Apesar de o medo de retaliações impedir que muitas vítimas denunciem a
prática do assédio moral, alguns casos de condenações recentes de
grandes empresas no Brasil demonstram que é possível punir os
agressores.


Na última quinta-feira, por exemplo, a indústria de bebidas Ambev
entregou dois veículos  à Superintendência Regional do Trabalho no Rio
Grande do Norte para uso em fiscalização.  A doação faz parte de
indenização por dano moral coletivo no valor de R$ 1 milhão, prevista
no acordo extrajudicial firmado com o Ministério Público do Trabalho
local em abril deste ano.


No entanto, o caso não se relaciona com outras investigações sobre a
Ambev ainda em andamento no País. Alguns processos narram episódios
absurdos envolvendo rotinas de humilhação e até mesmo violência física
impostas pelo empregador.


Um funcionário da cervejaria em Sergipe, demitido em 2004, foi
indenizado em R$ 70 mil por ter sido “premiado” com objetos no formato
de excrementos humanos. Sua foto segurando o “presente” chegou a ser
publicada num mural interno.


No ano passado, a Ambev também foi condenada a indenizar em R$ 50 mil
um ex-funcionário no Pará, obrigado pelo gerente a fazer flexões na
presença dos colegas quando não alcançava desempenho satisfatório.


Em 2006, a empresa já havia sido condenada, também no Rio Grande do
Norte, a pagar R$ 1 milhão por punir empregados com castigos físicos e
outras “prendas” como trabalhar fantasiado, assistir a reuniões em pé e
dançar “na boquinha da garrafa”. A reportagem de A TARDE entrou em
contato por e-mail e telefone com  a assessoria da Ambev, em São Paulo,
para esclarecer os fatos, mas não obteve retorno.

INDENIZAÇÕES – Os valores das indenizações variam de
acordo com cada caso. “Os processos que abrangem danos coletivos têm
valores muito maiores do que os casos individuais”, explica  Manoel
Jorge e Silva Neto, procurador do Ministério Público do Trabalho na
Bahia (MPT-BA).


A multa que a empresa agressora deve pagar também varia de acordo com a
gravidade da transgressão. “Além disso, a indenização pode ser maior ou
menor a depender da capacidade da empresa de pagar. Quanto mais
condições ela tem de pagar, maior é o valor da indenização”, detalha o
especialista.


Silva Neto esclarece que os diretores e presidentes das grande empresas
precisam ficar atentos para ações dos seus líderes. “O Código Civil
estabelece que a responsabilidade por atos de assédio praticados por
gerentes e outros superiores, dentro do domínio da organização, é da
empresa, que responderá objetivamente pelo ato ilícito”
, frisa.

PROVAS – Para denunciar o assédio moral, o ideal é que
a vítima recolha a maior quantidade de provas possível. “Eu defendo a
possibilidade de a vítima gravar as suas conversas com a pessoa que o
assedia, ainda que o assediador não tenha conhecimento que esta
conversa esteja sendo gravada”, afirma o procurador.

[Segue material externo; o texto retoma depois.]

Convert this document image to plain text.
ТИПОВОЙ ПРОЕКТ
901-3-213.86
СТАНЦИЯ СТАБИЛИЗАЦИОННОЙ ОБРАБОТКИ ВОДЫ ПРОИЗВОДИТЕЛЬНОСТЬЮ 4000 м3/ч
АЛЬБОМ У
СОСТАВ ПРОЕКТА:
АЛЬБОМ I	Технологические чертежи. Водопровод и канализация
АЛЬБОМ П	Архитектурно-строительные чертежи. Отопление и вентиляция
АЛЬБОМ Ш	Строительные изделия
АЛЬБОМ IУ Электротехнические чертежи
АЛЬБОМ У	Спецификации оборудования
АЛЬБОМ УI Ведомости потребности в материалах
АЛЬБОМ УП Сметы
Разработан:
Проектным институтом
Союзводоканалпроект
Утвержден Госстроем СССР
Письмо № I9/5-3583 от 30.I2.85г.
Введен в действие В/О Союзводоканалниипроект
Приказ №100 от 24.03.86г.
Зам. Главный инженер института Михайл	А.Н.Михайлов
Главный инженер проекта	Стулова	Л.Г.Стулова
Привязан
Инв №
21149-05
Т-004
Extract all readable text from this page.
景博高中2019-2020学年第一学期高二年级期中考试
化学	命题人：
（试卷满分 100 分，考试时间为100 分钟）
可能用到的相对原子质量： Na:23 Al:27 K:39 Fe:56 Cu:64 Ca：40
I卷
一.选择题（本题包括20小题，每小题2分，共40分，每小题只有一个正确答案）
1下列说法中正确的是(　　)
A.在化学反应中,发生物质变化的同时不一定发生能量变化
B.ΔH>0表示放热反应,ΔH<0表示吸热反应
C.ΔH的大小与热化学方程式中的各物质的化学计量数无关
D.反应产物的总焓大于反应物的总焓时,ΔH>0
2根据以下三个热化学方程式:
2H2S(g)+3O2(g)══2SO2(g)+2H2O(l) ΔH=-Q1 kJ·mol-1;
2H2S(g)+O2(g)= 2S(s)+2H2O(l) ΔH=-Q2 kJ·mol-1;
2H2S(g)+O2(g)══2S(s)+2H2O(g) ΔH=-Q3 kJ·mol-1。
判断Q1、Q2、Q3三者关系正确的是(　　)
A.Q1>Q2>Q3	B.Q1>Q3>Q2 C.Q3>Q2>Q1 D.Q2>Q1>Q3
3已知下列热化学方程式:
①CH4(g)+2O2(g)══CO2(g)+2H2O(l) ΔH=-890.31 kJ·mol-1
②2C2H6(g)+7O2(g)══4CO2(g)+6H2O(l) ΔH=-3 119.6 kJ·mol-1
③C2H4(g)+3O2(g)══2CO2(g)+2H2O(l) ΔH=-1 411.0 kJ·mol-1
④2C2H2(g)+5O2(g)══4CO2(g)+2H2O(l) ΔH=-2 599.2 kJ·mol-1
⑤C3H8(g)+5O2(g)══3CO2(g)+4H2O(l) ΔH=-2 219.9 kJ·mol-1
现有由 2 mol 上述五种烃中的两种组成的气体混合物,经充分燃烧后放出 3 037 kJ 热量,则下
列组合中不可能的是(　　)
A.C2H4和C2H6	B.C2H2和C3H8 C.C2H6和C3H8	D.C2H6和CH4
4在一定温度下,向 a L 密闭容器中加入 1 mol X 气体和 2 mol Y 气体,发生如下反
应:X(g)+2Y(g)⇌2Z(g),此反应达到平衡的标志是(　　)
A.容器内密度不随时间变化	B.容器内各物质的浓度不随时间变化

Segundo ele, esta prova não é ilícita, já que se tratou de um diálogo
gravado por uma das partes e, posteriormente foi levada a juízo.  “Só é
ilegal quando nenhuma das duas pessoas que estão conversando sabe que 
esse diálogo foi gravado”, explica Silva Neto.

ASSEDIADOR –Diferentes características de
personalidade podem levar pessoas a praticar o assédio moral, como
afirma o psiquiatra Marco Antonio Brasil, membro da Associação
Brasileira de Psiquiatria. “É difícil indicar apenas uma
característica, mas podemos dizer que todas as pessoas que praticam o
assédio moral têm aspectos em comum”.


De acordo com o médico, os assediadores sofrem de transtorno de
personalidade, do tipo anti-social. “Eles conseguem causar danos aos
outros sem que para isso sinta qualquer ressentimento”, detalha ele. Os
assediadores possuem também a capacidade de seduzir e manipular.


Já as vítimas que ficam mais tempo “aprisionadas” a este tipo de
assédio, segundo o médico, são aquelas que possuem auto-estima baixa.
“As pessoas frágeis acreditam que não podem reagir, porque as
conseqüências  seriam muito piores”, avalia.


No entanto, o psiquiatra avisa que sempre existe uma luz no fim do
túnel e que a pessoa, se estiver muito fragilizada, precisa procurar
ajuda. “Seja religiosa, de amigos ou de um profissional”.